Теперь, уже у себя дома, я подумал, что телеконкурс может и не понадобиться: ведь разрешение использовать мое имя для рекламы и продажа прессе прав на публикацию моих репортажей — все это даст мне целое состояние.
Воодушевленный этими мыслями и в равной мере содержимым бутылки, к которой я приложился по случаю своего избрания, я встал и направился к видеотелефону, чтобы сообщить сенсационную новость своей невесте.
Торжественный момент настал.
«Конкистадор», корабль, на котором я должен был отправиться в орбитальный полет, сверкал под лучами солнца, как огромный драгоценный камень.
Толпа провожающих на космодроме все росла.
— Так что помните, — с улыбкой сказал мне полковник Мендиола (он был чем-то вроде крестного отца всему этому проекту), — единственное, что от вас требуется, — сидеть в кабине и через иллюминатор разглядывать открывающуюся панораму. Ручного управления нет — все автоматизировано. Постарайтесь запомнить все, что вы увидите, чтобы потом рассказать нам.
Паула не поцеловала меня — она никогда меня не целовала. Опираясь на сильную руку Конвэя, она подала мне кончики пальцев и сказала:
— Постарайся хотя бы один-единственный раз не быть смешным.
Хорошенькое напутствие! Что до Рауля, то он пожал мне руку так, что я едва удержался от крика.
— Когда вернешься, — сказал он, — при всем народе выбью зубы.
По-моему, он хотел довести меня до обморока. Конвэй на полголовы выше меня и весит на пятнадцать килограммов больше, и, даже вооруженный дубинкой, я не смог бы с ним справиться. В довершение всех бед один из операторов телевидения с камерой и микрофоном фиксировал нашу приятную беседу.
— Что такое, сеньор Конвэй? Какое-нибудь недоразумение? — с жадным любопытством спросил он.
— У нас с сеньором Суаресом есть одна неразрешенная проблема, — ответил Конвэй, заодно пользуясь случаем продемонстрировать телезрительницам свои великолепные зубы. — Мы решим ее, когда он приземлится.

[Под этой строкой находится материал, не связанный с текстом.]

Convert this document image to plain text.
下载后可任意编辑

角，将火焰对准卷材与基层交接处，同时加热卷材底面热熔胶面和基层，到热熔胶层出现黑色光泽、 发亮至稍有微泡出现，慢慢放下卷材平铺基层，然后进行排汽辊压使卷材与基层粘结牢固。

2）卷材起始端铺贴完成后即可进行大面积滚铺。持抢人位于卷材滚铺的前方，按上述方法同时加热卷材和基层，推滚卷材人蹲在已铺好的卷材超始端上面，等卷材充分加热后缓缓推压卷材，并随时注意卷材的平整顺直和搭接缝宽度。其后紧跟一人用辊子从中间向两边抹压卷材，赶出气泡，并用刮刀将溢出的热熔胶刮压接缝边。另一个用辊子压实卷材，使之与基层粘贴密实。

— О Рауль! — по-кошачьи ластясь к нему, промурлыкала Паула.
Так вот какой финал меня ждет — больница!
Совсем упав духом, я побрел к «Конкистадору».
Когда за моей спиной закрылся люк корабля, воцарилось безмолвие. Я окинул кабину взглядом. Она абсолютно не соответствовала общепринятому представлению о кабине межпланетного корабля и походила скорее на уютный бар комфортабельного бунгало. Как мне и рекомендовали руководители проекта, я еразу же подошел к иллюминатору, чтобы через него попрощаться с провожающими. Замигала сигнальная лампочка — и космодром за иллюминатором вдруг исчез. На его месте я видел теперь какое-то пятно, удалявшееся от меня с головокружительной скоростью. Меня запустили!
— Как дела, Суарес? — зазвучал из динамика голос Мендиолы.
— Великолепно! — И я повернулся к динамику лицом, зная, что это облегчит работу скрытым телекамерам, которые передавали мое изображение на экраны всех телевизоров страны. — Ощущение такое, будто летишь через океан в пассажирском лайнере.
Я прошелся по кабине и, чтобы убедить земных телезрителей, а заодно и самого себя в том, что я абсолютно спокоен, попытался было достать сигарету, но мои пальцы, сведенные судорогой страха, не удержали ее. Я наклонился, чтобы ее поднять.
Вот тогда это и произошло.
Я всегда был неуклюж и, должно быть, в этот момент нечаянно задел головой какую-то деталь корабля, которой касаться не следовало. Во всяком случае, впечатление было такое, будто корабль вдруг растаял вокруг — серая пустота, а сам я, вертясь, падаю в какой-то туннель.
Я закричал — и не услышал своего крика, хотел пошевелиться — и не мог, а только вертелся и вертелся.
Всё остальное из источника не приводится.